Дочь княжеская. Книга 1 - страница 33
В мире, где магия не просто уживалась с техническим прогрессом, но являлась чем-то обыденным, как двигатель внутреннего сгорания или солнечный свет, возможным могло оказаться всё, что угодно.
За бассейном живой лабиринт из коротко остриженных кустов. Простенький, небольшой лабиринтик. Хрийз с удовольствием побродила по нему, добралась до овальной площадки в центре. Здесь располагалась ещё одна искусственная скала, а в ней, в рукодельном гроте, красовалось то, что с натяжкой можно было бы назвать коллективной фотографией. Если оно, конечно, было фотографией.
Объёмная панорама с фигурками людей и моревичей. Фигурки были крупными, около полуметра в высоту, и очень точными. Как на фотографии.

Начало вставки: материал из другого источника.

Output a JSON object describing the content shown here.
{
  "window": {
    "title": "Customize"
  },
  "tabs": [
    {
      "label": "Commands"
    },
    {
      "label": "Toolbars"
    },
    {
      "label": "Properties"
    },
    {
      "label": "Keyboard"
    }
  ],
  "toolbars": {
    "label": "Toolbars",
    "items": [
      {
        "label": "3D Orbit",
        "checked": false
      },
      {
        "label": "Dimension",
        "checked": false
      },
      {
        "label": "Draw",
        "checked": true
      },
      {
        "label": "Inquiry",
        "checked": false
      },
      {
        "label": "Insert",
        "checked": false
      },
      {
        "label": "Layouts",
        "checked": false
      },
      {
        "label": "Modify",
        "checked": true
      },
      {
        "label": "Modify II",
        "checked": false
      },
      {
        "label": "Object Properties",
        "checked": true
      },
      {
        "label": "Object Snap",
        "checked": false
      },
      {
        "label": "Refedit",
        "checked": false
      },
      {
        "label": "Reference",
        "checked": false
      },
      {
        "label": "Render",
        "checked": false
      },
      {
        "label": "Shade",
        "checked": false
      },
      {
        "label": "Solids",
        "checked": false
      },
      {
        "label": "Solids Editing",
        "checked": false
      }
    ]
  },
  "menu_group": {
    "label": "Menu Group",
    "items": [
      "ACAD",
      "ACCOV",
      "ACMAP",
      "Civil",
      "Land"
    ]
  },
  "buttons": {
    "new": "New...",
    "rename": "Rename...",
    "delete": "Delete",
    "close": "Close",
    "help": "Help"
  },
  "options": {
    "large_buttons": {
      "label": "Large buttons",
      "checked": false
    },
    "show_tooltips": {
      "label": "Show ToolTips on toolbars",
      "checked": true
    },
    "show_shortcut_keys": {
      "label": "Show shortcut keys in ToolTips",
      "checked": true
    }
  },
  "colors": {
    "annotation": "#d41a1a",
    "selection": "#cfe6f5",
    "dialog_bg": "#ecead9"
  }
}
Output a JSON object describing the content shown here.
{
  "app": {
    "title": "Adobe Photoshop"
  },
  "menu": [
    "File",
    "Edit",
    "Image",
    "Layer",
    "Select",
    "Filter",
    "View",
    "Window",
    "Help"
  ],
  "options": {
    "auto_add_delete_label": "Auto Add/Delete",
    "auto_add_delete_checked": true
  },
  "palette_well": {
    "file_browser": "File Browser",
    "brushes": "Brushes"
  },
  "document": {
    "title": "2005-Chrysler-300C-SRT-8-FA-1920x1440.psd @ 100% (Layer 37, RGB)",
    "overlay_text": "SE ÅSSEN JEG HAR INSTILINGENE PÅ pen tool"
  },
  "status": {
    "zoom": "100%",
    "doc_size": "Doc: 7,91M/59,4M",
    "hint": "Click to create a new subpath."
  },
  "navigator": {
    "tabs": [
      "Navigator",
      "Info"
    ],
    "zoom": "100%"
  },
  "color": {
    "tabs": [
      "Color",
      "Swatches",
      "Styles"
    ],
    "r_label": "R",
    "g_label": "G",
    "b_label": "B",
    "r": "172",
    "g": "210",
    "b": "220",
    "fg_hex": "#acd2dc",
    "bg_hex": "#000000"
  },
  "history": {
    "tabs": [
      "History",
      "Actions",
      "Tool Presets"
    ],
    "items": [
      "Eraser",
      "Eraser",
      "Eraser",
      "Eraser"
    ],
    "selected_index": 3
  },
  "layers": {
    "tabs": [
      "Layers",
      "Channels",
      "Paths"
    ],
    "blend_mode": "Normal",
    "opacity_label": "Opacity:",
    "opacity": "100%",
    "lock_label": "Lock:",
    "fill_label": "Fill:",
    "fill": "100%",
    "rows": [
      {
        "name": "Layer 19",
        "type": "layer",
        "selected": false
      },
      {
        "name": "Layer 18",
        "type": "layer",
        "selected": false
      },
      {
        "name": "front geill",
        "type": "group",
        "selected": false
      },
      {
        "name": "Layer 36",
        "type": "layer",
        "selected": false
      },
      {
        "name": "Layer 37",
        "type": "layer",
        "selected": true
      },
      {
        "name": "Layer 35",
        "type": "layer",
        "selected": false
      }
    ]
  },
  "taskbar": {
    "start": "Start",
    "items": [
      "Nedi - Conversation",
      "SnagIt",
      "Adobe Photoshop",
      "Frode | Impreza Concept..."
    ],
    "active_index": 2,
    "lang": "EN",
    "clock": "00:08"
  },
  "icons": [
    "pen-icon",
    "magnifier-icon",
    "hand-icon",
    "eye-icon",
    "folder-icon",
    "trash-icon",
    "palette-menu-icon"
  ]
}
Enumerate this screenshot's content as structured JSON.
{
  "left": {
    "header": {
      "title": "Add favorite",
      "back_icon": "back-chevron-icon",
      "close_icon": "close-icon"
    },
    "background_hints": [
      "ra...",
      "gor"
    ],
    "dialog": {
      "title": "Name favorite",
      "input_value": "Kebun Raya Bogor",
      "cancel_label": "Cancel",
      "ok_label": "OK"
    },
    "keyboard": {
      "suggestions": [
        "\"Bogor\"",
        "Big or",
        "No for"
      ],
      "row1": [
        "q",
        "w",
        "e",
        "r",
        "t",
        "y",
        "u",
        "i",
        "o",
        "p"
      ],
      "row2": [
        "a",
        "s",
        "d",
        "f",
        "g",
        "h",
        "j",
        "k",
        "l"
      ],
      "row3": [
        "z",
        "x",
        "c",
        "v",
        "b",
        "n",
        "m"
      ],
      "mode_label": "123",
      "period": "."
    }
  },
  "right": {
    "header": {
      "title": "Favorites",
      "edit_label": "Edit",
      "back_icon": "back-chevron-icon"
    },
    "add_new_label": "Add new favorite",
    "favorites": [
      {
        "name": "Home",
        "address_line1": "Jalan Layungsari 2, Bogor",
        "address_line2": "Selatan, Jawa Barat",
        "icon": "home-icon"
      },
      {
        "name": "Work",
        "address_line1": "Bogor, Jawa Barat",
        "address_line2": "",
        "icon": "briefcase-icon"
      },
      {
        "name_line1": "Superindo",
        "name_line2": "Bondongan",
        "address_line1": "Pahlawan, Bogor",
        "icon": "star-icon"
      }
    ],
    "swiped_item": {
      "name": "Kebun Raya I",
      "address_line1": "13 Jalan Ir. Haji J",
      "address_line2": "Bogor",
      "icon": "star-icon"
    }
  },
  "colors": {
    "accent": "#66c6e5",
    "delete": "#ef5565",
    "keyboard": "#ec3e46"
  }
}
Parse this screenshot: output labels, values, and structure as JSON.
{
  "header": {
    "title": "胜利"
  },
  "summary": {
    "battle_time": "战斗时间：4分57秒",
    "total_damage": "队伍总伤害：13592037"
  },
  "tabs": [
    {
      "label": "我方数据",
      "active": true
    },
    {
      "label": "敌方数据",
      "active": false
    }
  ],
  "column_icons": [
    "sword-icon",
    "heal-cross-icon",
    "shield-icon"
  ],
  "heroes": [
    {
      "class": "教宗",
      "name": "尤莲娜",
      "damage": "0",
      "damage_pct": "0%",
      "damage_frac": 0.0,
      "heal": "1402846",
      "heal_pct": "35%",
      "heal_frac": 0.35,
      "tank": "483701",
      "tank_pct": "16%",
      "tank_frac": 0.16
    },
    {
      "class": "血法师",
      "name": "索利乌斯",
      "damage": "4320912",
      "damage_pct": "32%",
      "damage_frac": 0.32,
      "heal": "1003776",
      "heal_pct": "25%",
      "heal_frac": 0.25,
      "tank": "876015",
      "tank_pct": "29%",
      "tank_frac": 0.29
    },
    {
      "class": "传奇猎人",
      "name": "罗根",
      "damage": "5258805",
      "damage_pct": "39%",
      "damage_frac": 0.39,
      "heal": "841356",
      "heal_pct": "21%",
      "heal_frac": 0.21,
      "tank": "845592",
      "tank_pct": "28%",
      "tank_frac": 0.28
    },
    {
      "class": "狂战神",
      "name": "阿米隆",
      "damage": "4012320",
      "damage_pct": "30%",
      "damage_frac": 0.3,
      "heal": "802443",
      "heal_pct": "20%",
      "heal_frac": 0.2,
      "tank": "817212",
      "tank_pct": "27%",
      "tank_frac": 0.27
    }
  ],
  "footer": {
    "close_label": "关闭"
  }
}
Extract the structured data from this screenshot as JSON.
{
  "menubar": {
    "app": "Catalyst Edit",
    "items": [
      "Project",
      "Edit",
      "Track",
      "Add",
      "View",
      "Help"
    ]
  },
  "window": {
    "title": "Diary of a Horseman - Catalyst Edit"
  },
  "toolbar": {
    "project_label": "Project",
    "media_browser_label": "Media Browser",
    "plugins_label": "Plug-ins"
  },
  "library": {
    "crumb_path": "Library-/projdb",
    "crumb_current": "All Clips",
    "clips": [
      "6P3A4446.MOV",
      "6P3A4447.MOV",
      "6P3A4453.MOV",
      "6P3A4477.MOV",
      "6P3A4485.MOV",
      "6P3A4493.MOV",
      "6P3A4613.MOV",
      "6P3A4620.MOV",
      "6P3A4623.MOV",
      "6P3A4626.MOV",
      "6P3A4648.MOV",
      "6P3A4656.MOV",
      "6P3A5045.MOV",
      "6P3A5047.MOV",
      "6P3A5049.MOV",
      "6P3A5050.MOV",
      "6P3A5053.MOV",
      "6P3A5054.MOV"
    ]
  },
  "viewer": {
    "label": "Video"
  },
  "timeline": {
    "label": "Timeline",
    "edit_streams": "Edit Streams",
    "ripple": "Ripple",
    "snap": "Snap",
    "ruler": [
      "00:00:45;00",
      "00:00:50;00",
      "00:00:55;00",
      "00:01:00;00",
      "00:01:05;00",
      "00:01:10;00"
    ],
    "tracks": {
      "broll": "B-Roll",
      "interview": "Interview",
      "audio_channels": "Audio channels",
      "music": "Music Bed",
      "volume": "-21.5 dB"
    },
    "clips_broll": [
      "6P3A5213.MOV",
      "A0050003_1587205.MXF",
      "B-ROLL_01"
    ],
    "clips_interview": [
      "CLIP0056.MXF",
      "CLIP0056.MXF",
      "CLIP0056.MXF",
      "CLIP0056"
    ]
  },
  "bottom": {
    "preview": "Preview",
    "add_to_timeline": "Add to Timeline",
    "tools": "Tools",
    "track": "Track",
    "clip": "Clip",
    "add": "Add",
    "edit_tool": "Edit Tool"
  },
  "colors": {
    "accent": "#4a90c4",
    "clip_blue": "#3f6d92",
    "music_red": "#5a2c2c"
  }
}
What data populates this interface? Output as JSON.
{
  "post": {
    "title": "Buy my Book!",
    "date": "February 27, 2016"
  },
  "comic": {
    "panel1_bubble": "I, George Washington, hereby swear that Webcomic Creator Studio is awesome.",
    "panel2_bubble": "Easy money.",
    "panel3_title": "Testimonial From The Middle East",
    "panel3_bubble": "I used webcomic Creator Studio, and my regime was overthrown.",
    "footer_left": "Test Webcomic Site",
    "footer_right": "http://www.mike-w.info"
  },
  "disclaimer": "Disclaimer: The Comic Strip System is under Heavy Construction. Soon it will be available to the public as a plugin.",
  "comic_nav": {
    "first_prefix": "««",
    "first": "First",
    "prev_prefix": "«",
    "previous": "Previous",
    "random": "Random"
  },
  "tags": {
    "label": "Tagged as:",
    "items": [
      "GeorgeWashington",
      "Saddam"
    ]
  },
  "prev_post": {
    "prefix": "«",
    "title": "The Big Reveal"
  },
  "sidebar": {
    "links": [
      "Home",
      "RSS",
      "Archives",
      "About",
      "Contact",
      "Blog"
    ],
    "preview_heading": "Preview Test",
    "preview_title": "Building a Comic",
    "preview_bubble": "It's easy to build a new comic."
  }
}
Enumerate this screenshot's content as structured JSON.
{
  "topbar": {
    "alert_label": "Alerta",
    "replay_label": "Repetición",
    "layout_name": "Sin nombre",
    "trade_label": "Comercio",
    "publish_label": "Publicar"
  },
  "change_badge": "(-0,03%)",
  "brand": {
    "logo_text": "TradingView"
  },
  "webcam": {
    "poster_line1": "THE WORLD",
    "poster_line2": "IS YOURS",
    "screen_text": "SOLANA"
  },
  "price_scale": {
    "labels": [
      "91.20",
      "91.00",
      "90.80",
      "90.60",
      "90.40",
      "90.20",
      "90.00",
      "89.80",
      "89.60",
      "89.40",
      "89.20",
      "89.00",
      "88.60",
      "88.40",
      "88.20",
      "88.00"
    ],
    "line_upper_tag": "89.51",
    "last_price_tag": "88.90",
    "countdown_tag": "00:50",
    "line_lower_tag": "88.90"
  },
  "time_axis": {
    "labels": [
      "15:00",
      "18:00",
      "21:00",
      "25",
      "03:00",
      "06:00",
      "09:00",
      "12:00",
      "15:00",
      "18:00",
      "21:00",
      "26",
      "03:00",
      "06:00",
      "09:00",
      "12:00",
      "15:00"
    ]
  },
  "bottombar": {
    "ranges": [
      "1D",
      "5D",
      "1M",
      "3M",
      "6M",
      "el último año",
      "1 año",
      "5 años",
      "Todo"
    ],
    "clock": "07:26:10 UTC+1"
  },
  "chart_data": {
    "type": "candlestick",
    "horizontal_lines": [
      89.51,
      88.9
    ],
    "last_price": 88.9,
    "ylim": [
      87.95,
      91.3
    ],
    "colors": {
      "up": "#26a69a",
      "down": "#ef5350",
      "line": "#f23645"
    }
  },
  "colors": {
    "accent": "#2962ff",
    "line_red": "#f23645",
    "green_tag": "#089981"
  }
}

Коллектив госпиталя регионального значения имени дочери княжеской, Сирень Хрийзтемы Браниславны.
Женщины, все как одна в официальных синих платьях, сидели на расставленных полукругом лавочках, мужчины стояли во втором ряду. Над каждой фигуркой вилась ленточка с именем и должностью. В левом верхнем углу панорамы красовался золотой столбик тоненькими буковками официального стиля, имя художника-портретиста, создавшего эту работу. Здебора Цнаёгг. Имя Хрийзтеме ни о чём не говорило. Трудно было даже понять, мужчина это или женщина.
Она нашла Хафизу Малкиничну: целитель общей практики первой категории, магистр второй степени. В втором ряду, наискосок от неё, стоял знакомый до дрожи тип с ехидной улыбочкой. От надписи над его головой впору было падать в обморок: Мальграш Сивурн, хирург вне категорий, магистр первой степени. Чёрная ленточка через плечо, и у ног две алые, тщательно, со знанием дела и должным чувством, исполненные, розы…
В голове не укладывалось. Существо, едва не сожравшее душу, кому-то, оказывается, было дорого. Кто-то скорбел о нём. Сделал сам или заказал у мастера эти розы, принёс сюда…
— Да, он работал у нас, — сказала Хафиза из-за спины.
Хрийз вздрогнула, она не услышала, как целительница подошла.
— Знаете… — сказала она. — У нас врачей там, дома… на Земле… иногда ругают упырями. Но чтобы реальный упырь был хирургом! Кошмар какой-то, брр!
— Отчего же кошмар? — хмуро поинтересовалась Хафиза. — Из них получаются хорошие врачи… Упырь нейтрализует некротическую энергию, это единственный вид магического существа, который способен работать с таким агрессивным субстратом без сколько-нибудь ощутимого вреда для себя. В каждом поселении обязательно есть свой упырь, а в больших городах, таких, как наша Бухта, не один и даже не десяток, больше.
— А почему… — начала было Хрийз, и замолчала в неуверенности.
— Спрашивай, — сухо позволила Хафиза.
— Почему он в таком случае работал не в морге? Раз упырь.
— Каша у тебя в голове, иномирянка, — поставила целительница безжалостный диагноз. — Подумать немного не пробовала? Говорят, это полезно.
Кровь бросилась в лицо, ладони мгновенно вспотели. Издевается! Вот ведь крыса, а ещё врач.
— Двадцать четыре года назад Грань была прорвана, и началось вторжение в явь нашего мира, — снизошла до объяснений Хафиза. — Третерумк, это наши… соседи. Такая же соборная держава из нескольких миров, как наша. Сиреневый Берег, Острова, Звениполье, Семиречица, приняли на себя основной удар. Третичи уничтожали всех поголовно, им здесь никто не был нужен. Мы вообще-то едва не потеряли Третий мир окончательно, без права возврата. Слава тем, кто встал против захватчиков и продержался до восстановления порталов с Империей… Мальграш Сивурн до войны учился в Дармицком медицинском центре, практику проходил здесь, в Сосновой Бухте. А потом оказался в партизанском отряде старого Црная, и так получилось, что они остались без упыря; кому-то надо было взять на себя эту ношу. Хотели жребий бросить, Мальграш вызвался сам. Потом, после Половинного мира, вернулся обратно. Хорошие рекомендации, огромный полевой опыт. Между прочим, магхирургию я проходила именно у него. Лучшего учителя я не знала…
Надо же, какие здесь проблемы были когда-то. Война. По спине потянуло зябким холодком. Что-то подсказывало — Половинный мир? Почему половинный? Значит, победа была не полной? — подсказывало, что война может вернутся сюда снова. У чувства была неприятная ясность точного знания.